La victoria de Nueva York sobre París, documentada por Serge Guilbaut, el predominio de los nuevos pintores norteamericanos, con la implicación de la CIA, fue, de hecho, la victoria de la mercancía sobre el arte. El millonario Nelson Rockefeller lo había visto con claridad en 1949, cuando afirmó que había que apoyar decididamente al expresionismo abstracto puesto que era “una empresa artística libre”; era la “pintura de la libre empresa”, como afirmó Alfred Barr, el fundador del MoMA, que en 1950 elegiría a Pollock para representar a Estados Unidos en la Biennale. El cine de Hollywood, ya limpio de comunistas después de la caza de brujas y del paso del HUAC, la difusión del refresco de coca-cola que era “la esencia del capitalismo”, como había afirmado el presidente de la compañía, las nuevas formas de vida que llegaban de América, acompañaban a un arte que empezaba a caminar al lado del espectáculo, del mercado, de la publicidad, del escándalo, un arte situado cada vez más al margen de los criterios artísticos, que iba engullendo exposiciones, galerías, marchantes, mientras los inversionistas se apoderaban del escenario.

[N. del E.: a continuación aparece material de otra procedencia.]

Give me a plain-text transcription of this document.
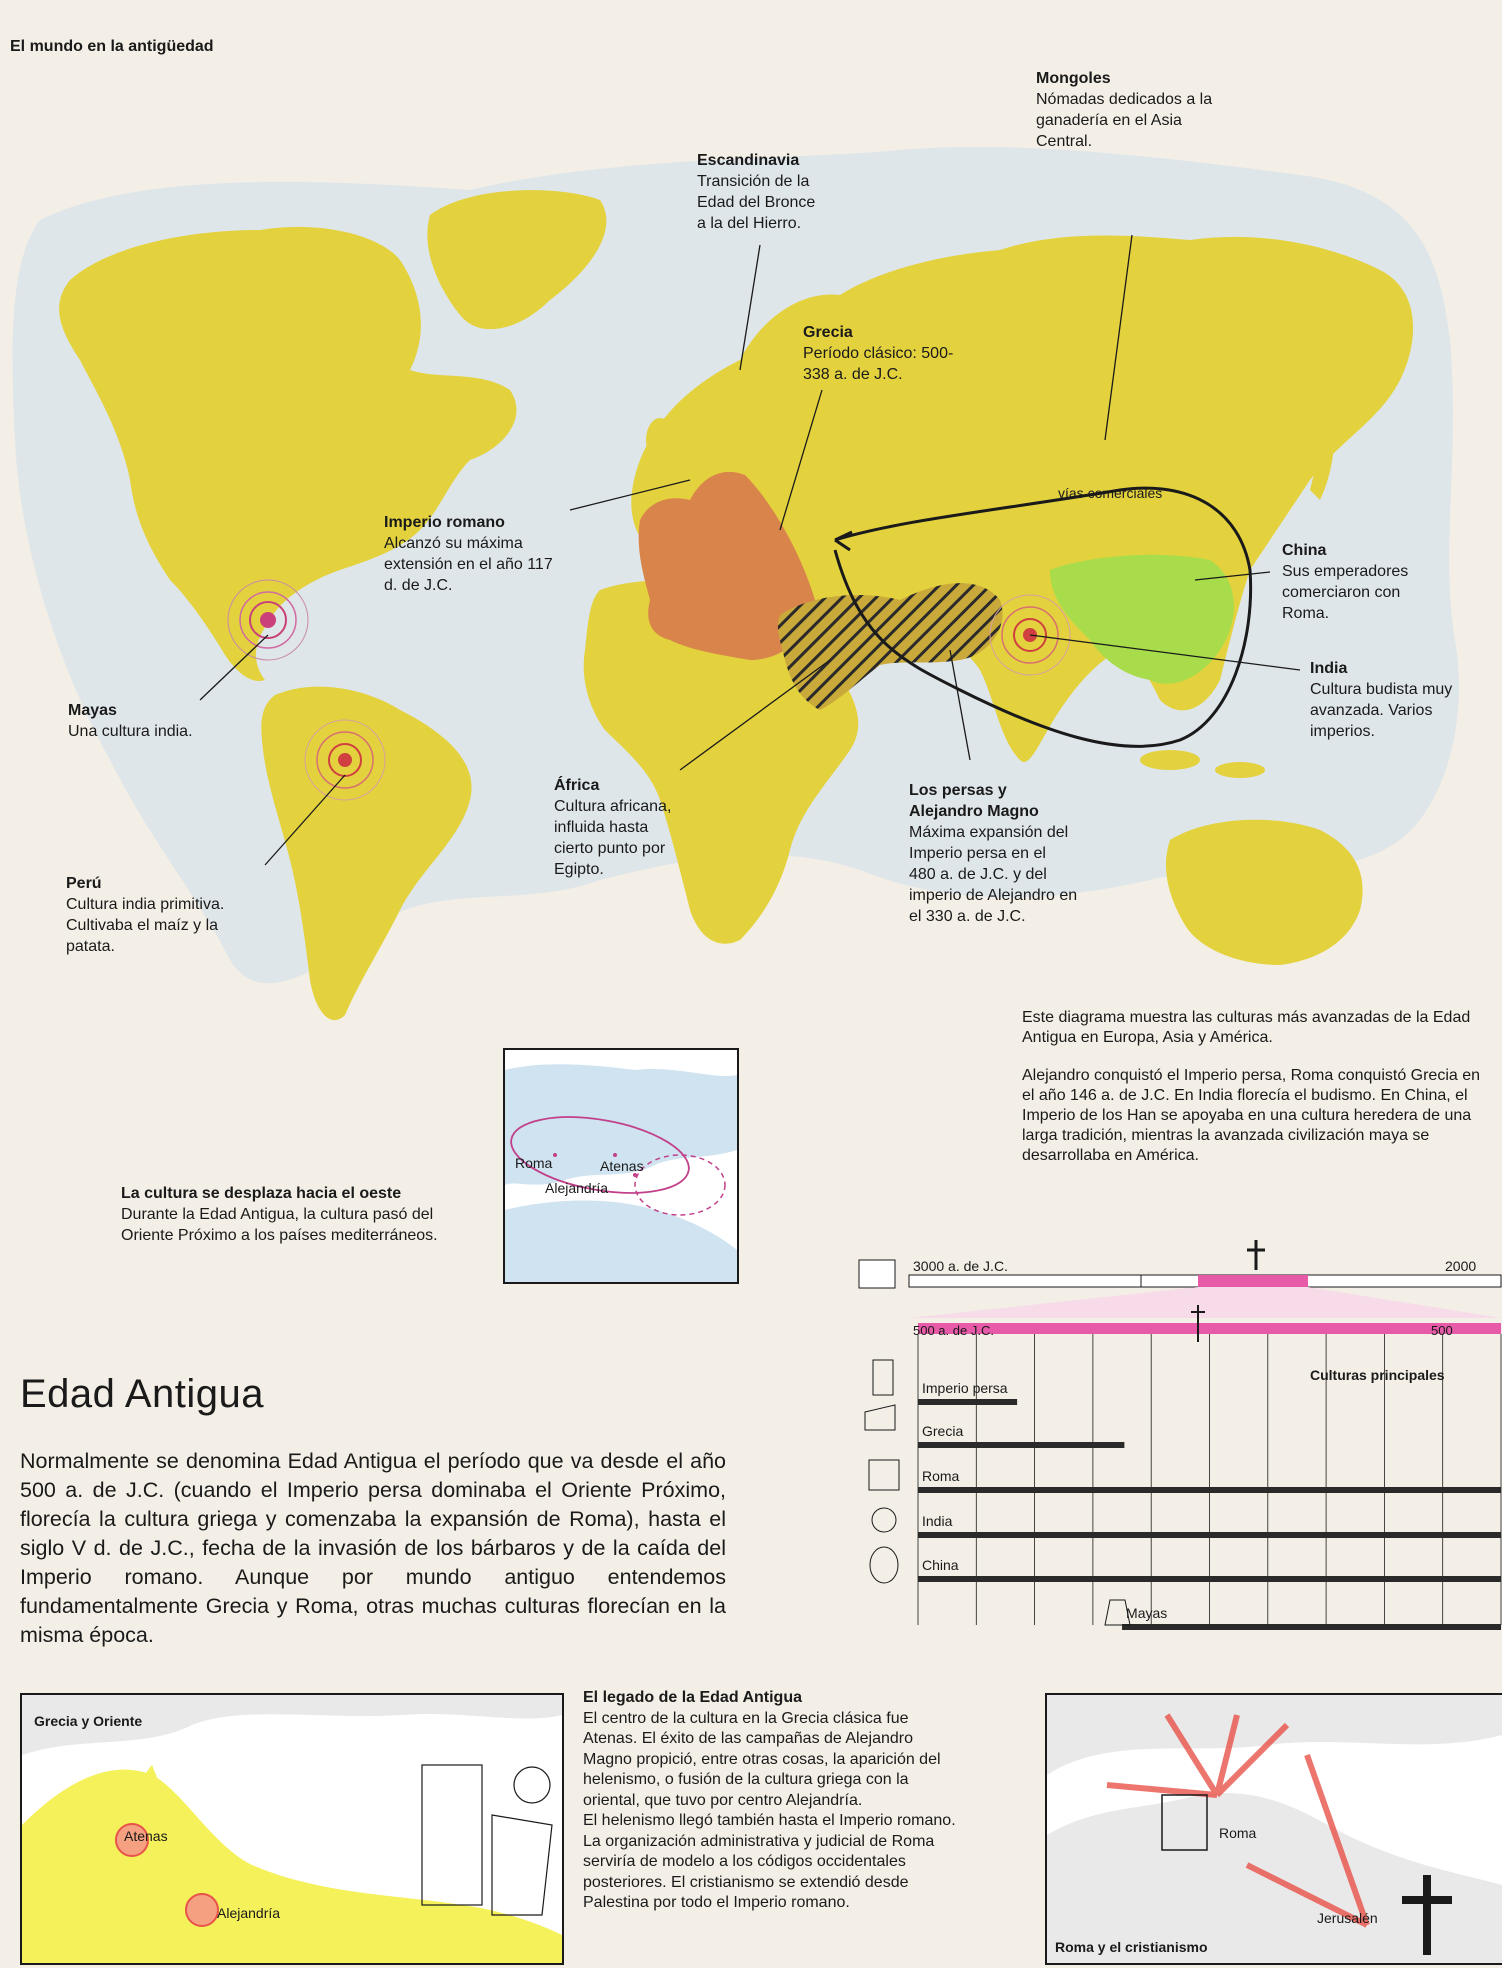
El mundo en la antigüedad
Mongoles
Nómadas dedicados a la
ganadería en el Asia
Central.
Escandinavia
Transición de la
Edad del Bronce
a la del Hierro.
Grecia
Período clásico: 500-
338 a. de J.C.
Imperio romano
Alcanzó su máxima
extensión en el año 117
d. de J.C.
vías comerciales
China
Sus emperadores
comerciaron con
Roma.
India
Cultura budista muy
avanzada. Varios
imperios.
Mayas
Una cultura india.
Perú
Cultura india primitiva.
Cultivaba el maíz y la
patata.
África
Cultura africana,
influida hasta
cierto punto por
Egipto.
Los persas y
Alejandro Magno
Máxima expansión del
Imperio persa en el
480 a. de J.C. y del
imperio de Alejandro en
el 330 a. de J.C.

Este diagrama muestra las culturas más avanzadas de la Edad Antigua en Europa, Asia y América.

Alejandro conquistó el Imperio persa, Roma conquistó Grecia en el año 146 a. de J.C. En India florecía el budismo. En China, el Imperio de los Han se apoyaba en una cultura heredera de una larga tradición, mientras la avanzada civilización maya se desarrollaba en América.

Roma	Atenas
Alejandría
La cultura se desplaza hacia el oeste
Durante la Edad Antigua, la cultura pasó del Oriente Próximo a los países mediterráneos.
3000 a. de J.C.	2000
500 a. de J.C.	500
Culturas principales
Imperio persa
Grecia
Roma
India
China
Mayas
Edad Antigua
Normalmente se denomina Edad Antigua el período que va desde el año 500 a. de J.C. (cuando el Imperio persa dominaba el Oriente Próximo, florecía la cultura griega y comenzaba la expansión de Roma), hasta el siglo V d. de J.C., fecha de la invasión de los bárbaros y de la caída del Imperio romano. Aunque por mundo antiguo entendemos fundamentalmente Grecia y Roma, otras muchas culturas florecían en la misma época.
Grecia y Oriente
Atenas
Alejandría
El legado de la Edad Antigua
El centro de la cultura en la Grecia clásica fue Atenas. El éxito de las campañas de Alejandro Magno propició, entre otras cosas, la aparición del helenismo, o fusión de la cultura griega con la oriental, que tuvo por centro Alejandría.
El helenismo llegó también hasta el Imperio romano. La organización administrativa y judicial de Roma serviría de modelo a los códigos occidentales posteriores. El cristianismo se extendió desde Palestina por todo el Imperio romano.
Roma
Jerusalén
Roma y el cristianismo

El informe secreto que el Departamento de Estado norteamericano hizo sobre Picasso, en marzo de 1955 (el mismo año que Pollock hizo su espantoso cuadro Search), y cuyas fotocopias (¡con casi todo el texto tachado!) se harían públicas muchos años después, son el reflejo oscuro de ese poder naciente, y puede considerarse la escritura de propiedad del arte de la que Nueva York se había apoderado. La ironía de que el expresionismo abstracto, una pintura sin aparentes contenidos ideológicos, un arte sin conexión con la realidad social, se convirtiese en martillo de herejes comunistas y en instrumento de la nueva hegemonía norteamericana, era otro signo de los tiempos. Entre el barquito de vela de The “Martha McKeen”of Wellfleet, una tela de Hopper de 1944 que mostraba la vieja América de preguerra, y la imagen de los esposos Rosenberg en un furgón policial, de 1953, dirigiéndose hacia la silla eléctrica, habían pasado pocos años, pero la vida había cambiado por completo: en una hoja de papel, sin fecha, Otto Wols había escrito “las palabras son de los camaleones”, y Pierre de Soulanges facturaba, en Pintura, 196 x 270 cm, julio-agosto 1956, de ese año, la ausencia de color, la oscuridad del mundo.